Cedar Pass Campground is the most open campground that we have ever seen. It is right in the middle of the prairie with the buttes visible nearby, with a wind-sheltered picnic table at each site. Campfires are prohibited at this campground due to the threat of fires, but covered grills and camp stoves are allowed. There are no trees and this made some people on TripAdvisor complain about the lack of privacy, but we both loved it. But more on that later. At the moment, we put up our tent just in time to avoid a brief but heavy bout of rain. Afterwards, when the sun came out, we finished off dinner with the food that Atreyee's mom had packed for us, took a walk around the place, and settled down in the campground around sunset. I had driven for ten hours and wanted to rest. Besides, it was the night before full moon and I wanted to take photos of the moon rise over the buttes, and the campsite was the best place for this. After the moon came up, the moonlit prairie was almost bright as a day and even the inside of our tent was lit up.The night was uneventful and we slept soundly because we were not afraid of bears or any other animals like we are at other campgrounds. It was terribly windy though, and I was concerned that our tent might get damaged (it didn't).

Sunset near the campground

Moonrise over the prairie

Moonlit prairie
The next morning we cooked breakfast and lunch over our little charcoal grill and then started exploring. The best part of Badlands is that there isn't a terrible lot to see, and wherever you go, it's either just flat prairie, or prairie dotted with buttes. Still, there was this one road which snaked throughout the park and we were going to drive all over it. We wanted to see animals, of course, and the rangers told us we would need to drive over a dirt road for a few miles. We decided to risk it, even though I was driving my own old Honda Accord. In the end, we ended up seeing a coyote, a few lone bison and a group of bighorn sheep at the cost of covering our car in dust and ageing our tires a little. Prairie dogs, which are burrowing rodents, were everywhere. There were entire "towns" of these animals on the roadside. We had our lunch in the car at a viewpoint called Yellow Mounds. The name is pretty self explanatory. Then we came back to the tent.

Prairie dog town

Lonely bison on the prairie

Bighorn ram by the road

The campground had coin-operated showers and we were glad to be able to use them after our morning in the hot prairie. Then we explored the buttes nearby a little more. Badlands has the largest collection of fossils of any park in the world, and people are encouraged to look for fossils and report anything they find. We also looked for fossils, but in vain. Eventually, we gave up and went to have dinner at the restaurant next to the campground.
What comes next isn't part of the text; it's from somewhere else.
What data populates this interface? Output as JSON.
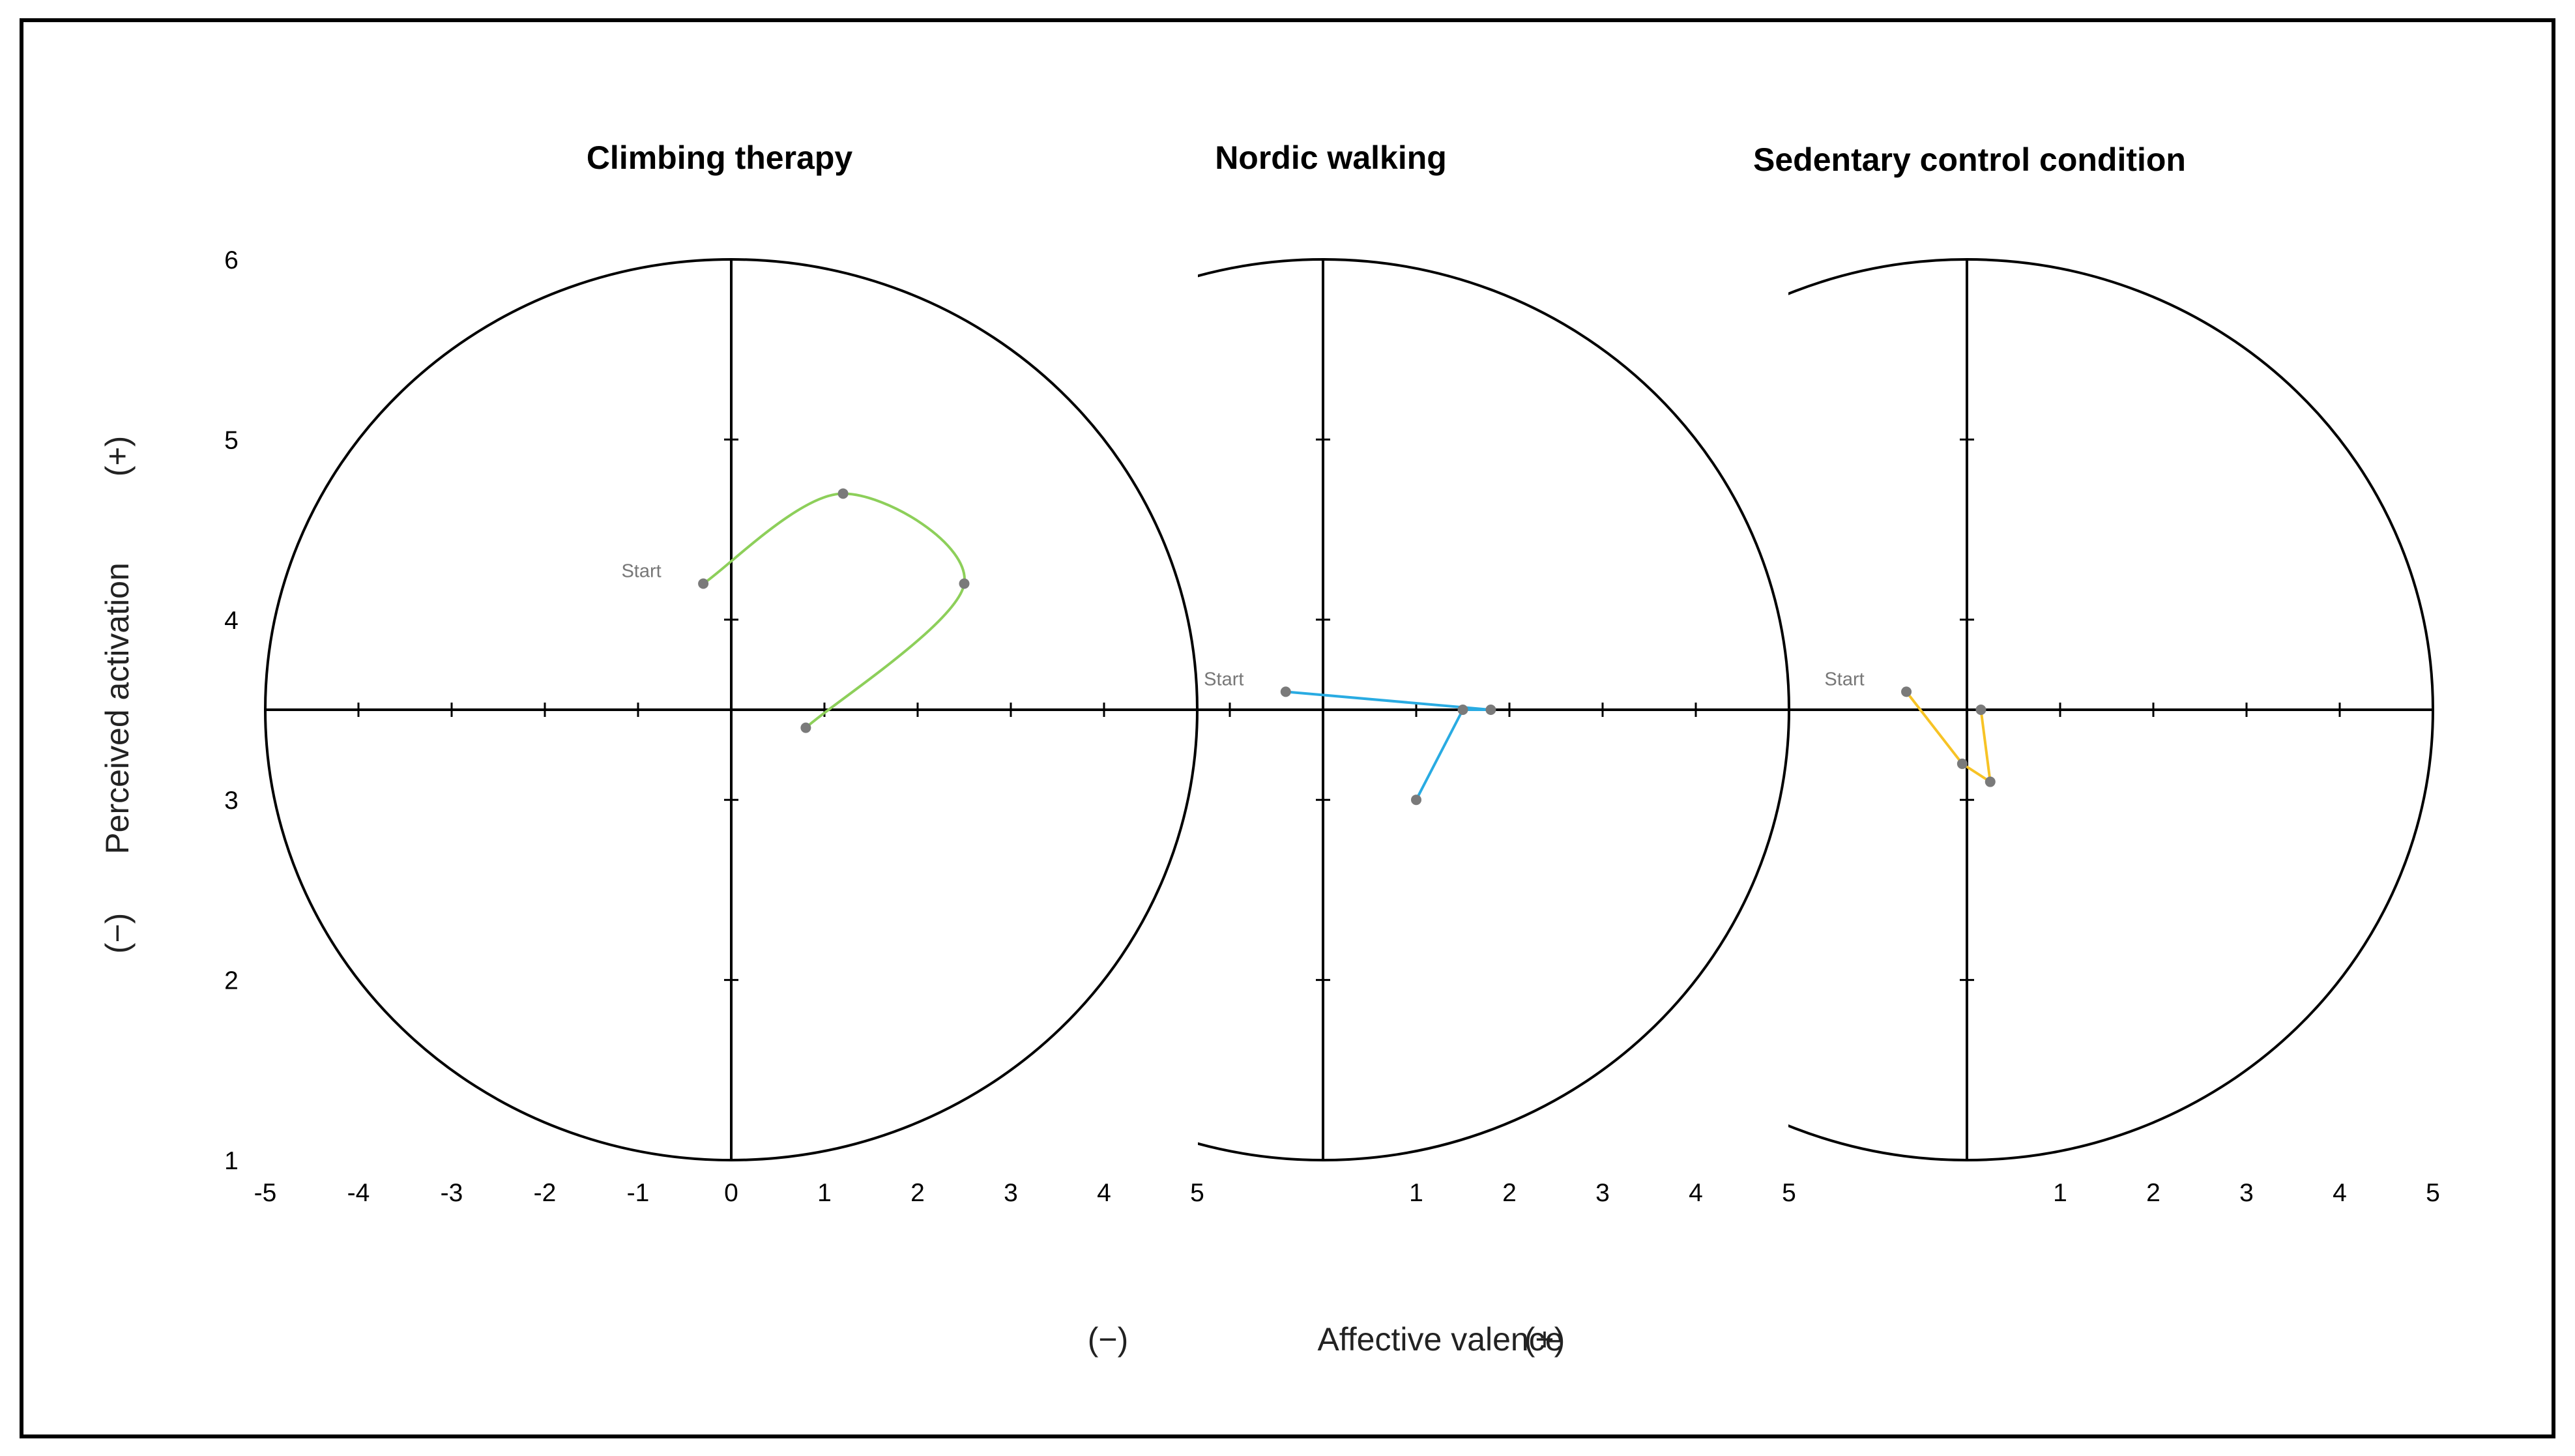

Our dinner of pasta was too much for the two of us and we packed what we couldn't eat. Then, as the sun went down below the horizon, we gathered at the amphitheatre nearby to attend a ranger talk.
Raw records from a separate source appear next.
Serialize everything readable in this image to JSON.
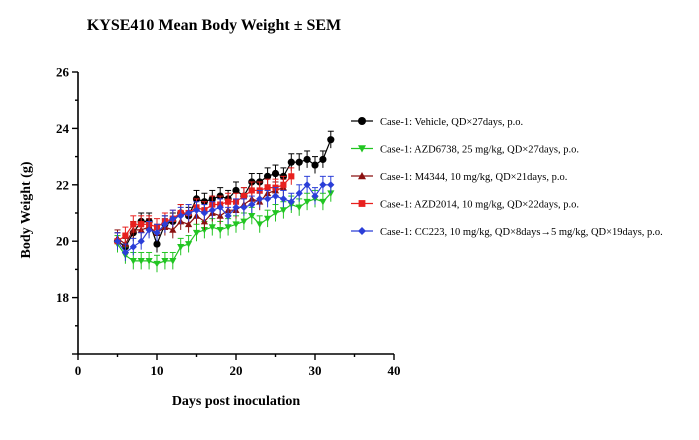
{
  "chart_data": {
    "type": "line",
    "title": "KYSE410 Mean Body Weight ± SEM",
    "xlabel": "Days post inoculation",
    "ylabel": "Body Weight (g)",
    "xlim": [
      0,
      40
    ],
    "ylim": [
      16,
      26
    ],
    "x_ticks": [
      0,
      10,
      20,
      30,
      40
    ],
    "y_ticks": [
      18,
      20,
      22,
      24,
      26
    ],
    "grid": false,
    "legend_position": "right",
    "series": [
      {
        "name": "Case-1: Vehicle, QD×27days, p.o.",
        "color": "#000000",
        "marker": "circle",
        "x": [
          5,
          6,
          7,
          8,
          9,
          10,
          11,
          12,
          13,
          14,
          15,
          16,
          17,
          18,
          19,
          20,
          21,
          22,
          23,
          24,
          25,
          26,
          27,
          28,
          29,
          30,
          31,
          32
        ],
        "y": [
          20.0,
          19.8,
          20.3,
          20.7,
          20.7,
          19.9,
          20.6,
          20.7,
          21.0,
          20.9,
          21.5,
          21.4,
          21.5,
          21.6,
          21.5,
          21.8,
          21.6,
          22.1,
          22.1,
          22.3,
          22.4,
          22.3,
          22.8,
          22.8,
          22.9,
          22.7,
          22.9,
          23.6
        ],
        "err": [
          0.3,
          0.3,
          0.3,
          0.3,
          0.3,
          0.3,
          0.3,
          0.3,
          0.3,
          0.3,
          0.3,
          0.3,
          0.3,
          0.3,
          0.3,
          0.3,
          0.3,
          0.3,
          0.3,
          0.3,
          0.3,
          0.3,
          0.3,
          0.3,
          0.3,
          0.3,
          0.3,
          0.3
        ]
      },
      {
        "name": "Case-1: AZD6738, 25 mg/kg, QD×27days, p.o.",
        "color": "#22c522",
        "marker": "triangle-down",
        "x": [
          5,
          6,
          7,
          8,
          9,
          10,
          11,
          12,
          13,
          14,
          15,
          16,
          17,
          18,
          19,
          20,
          21,
          22,
          23,
          24,
          25,
          26,
          27,
          28,
          29,
          30,
          31,
          32
        ],
        "y": [
          19.9,
          19.5,
          19.3,
          19.3,
          19.3,
          19.2,
          19.3,
          19.3,
          19.8,
          19.9,
          20.3,
          20.4,
          20.5,
          20.4,
          20.5,
          20.6,
          20.7,
          20.9,
          20.6,
          20.8,
          21.0,
          21.1,
          21.3,
          21.2,
          21.4,
          21.5,
          21.4,
          21.7
        ],
        "err": [
          0.3,
          0.3,
          0.3,
          0.3,
          0.3,
          0.3,
          0.3,
          0.3,
          0.3,
          0.3,
          0.3,
          0.3,
          0.3,
          0.3,
          0.3,
          0.3,
          0.3,
          0.3,
          0.3,
          0.3,
          0.3,
          0.3,
          0.3,
          0.3,
          0.3,
          0.3,
          0.3,
          0.3
        ]
      },
      {
        "name": "Case-1: M4344, 10 mg/kg, QD×21days, p.o.",
        "color": "#8b1010",
        "marker": "triangle-up",
        "x": [
          5,
          6,
          7,
          8,
          9,
          10,
          11,
          12,
          13,
          14,
          15,
          16,
          17,
          18,
          19,
          20,
          21,
          22,
          23,
          24,
          25,
          26
        ],
        "y": [
          20.1,
          19.9,
          20.4,
          20.4,
          20.5,
          20.3,
          20.5,
          20.4,
          20.7,
          20.6,
          20.9,
          20.7,
          21.0,
          20.9,
          21.1,
          21.1,
          21.3,
          21.5,
          21.4,
          21.7,
          21.8,
          21.9
        ],
        "err": [
          0.3,
          0.3,
          0.3,
          0.3,
          0.3,
          0.3,
          0.3,
          0.3,
          0.3,
          0.3,
          0.3,
          0.3,
          0.3,
          0.3,
          0.3,
          0.3,
          0.3,
          0.3,
          0.3,
          0.3,
          0.3,
          0.3
        ]
      },
      {
        "name": "Case-1: AZD2014, 10 mg/kg, QD×22days, p.o.",
        "color": "#e8201e",
        "marker": "square",
        "x": [
          5,
          6,
          7,
          8,
          9,
          10,
          11,
          12,
          13,
          14,
          15,
          16,
          17,
          18,
          19,
          20,
          21,
          22,
          23,
          24,
          25,
          26,
          27
        ],
        "y": [
          20.0,
          20.2,
          20.6,
          20.6,
          20.6,
          20.5,
          20.7,
          20.8,
          21.0,
          21.0,
          21.2,
          21.1,
          21.3,
          21.3,
          21.4,
          21.4,
          21.6,
          21.8,
          21.8,
          21.9,
          21.9,
          22.0,
          22.3
        ],
        "err": [
          0.3,
          0.3,
          0.3,
          0.3,
          0.3,
          0.3,
          0.3,
          0.3,
          0.3,
          0.3,
          0.3,
          0.3,
          0.3,
          0.3,
          0.3,
          0.3,
          0.3,
          0.3,
          0.3,
          0.3,
          0.3,
          0.3,
          0.3
        ]
      },
      {
        "name": "Case-1: CC223, 10 mg/kg, QD×8days→5 mg/kg, QD×19days, p.o.",
        "color": "#2b3ed8",
        "marker": "diamond",
        "x": [
          5,
          6,
          7,
          8,
          9,
          10,
          11,
          12,
          13,
          14,
          15,
          16,
          17,
          18,
          19,
          20,
          21,
          22,
          23,
          24,
          25,
          26,
          27,
          28,
          29,
          30,
          31,
          32
        ],
        "y": [
          20.0,
          19.6,
          19.8,
          20.0,
          20.4,
          20.3,
          20.6,
          20.8,
          20.9,
          21.0,
          21.1,
          21.0,
          21.1,
          21.2,
          20.9,
          21.2,
          21.2,
          21.3,
          21.5,
          21.5,
          21.6,
          21.5,
          21.4,
          21.7,
          22.0,
          21.6,
          22.0,
          22.0
        ],
        "err": [
          0.3,
          0.3,
          0.3,
          0.3,
          0.3,
          0.3,
          0.3,
          0.3,
          0.3,
          0.3,
          0.3,
          0.3,
          0.3,
          0.3,
          0.3,
          0.3,
          0.3,
          0.3,
          0.3,
          0.3,
          0.3,
          0.3,
          0.3,
          0.3,
          0.3,
          0.3,
          0.3,
          0.3
        ]
      }
    ]
  }
}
The ranger talk was nice, as ranger talks are. The ranger, an avid photographer himself, showed us photos of Badlands and the other national parks that he had visited. As an added benefit, we saw the International Space Station pass across the sky as the talk came to an end. Then the full moon poked its head over the buttes and we walked over the moonlit prairie to our campsite, listening to howls of coyotes in the distance. The coyotes were still howling when we went to bed, but we knew they were too far away to harm us. Coyotes hardly ever attack humans anyway. The horizon-to-horizon view of the sky was the thing that we liked most about this campground. We didn't see the Milky Way this time due to the moon, but we decided we wanted to come back some time around a new moon night to photograph the night sky.

The next morning, we were out on the road again soon after sunrise. Our next destination was Devil's Tower National Monument, and then we would drive to Yellowstone National Park. Overall, we were going to be on the road for over ten hours again. So we finished off the leftover pasta from the night before and started early.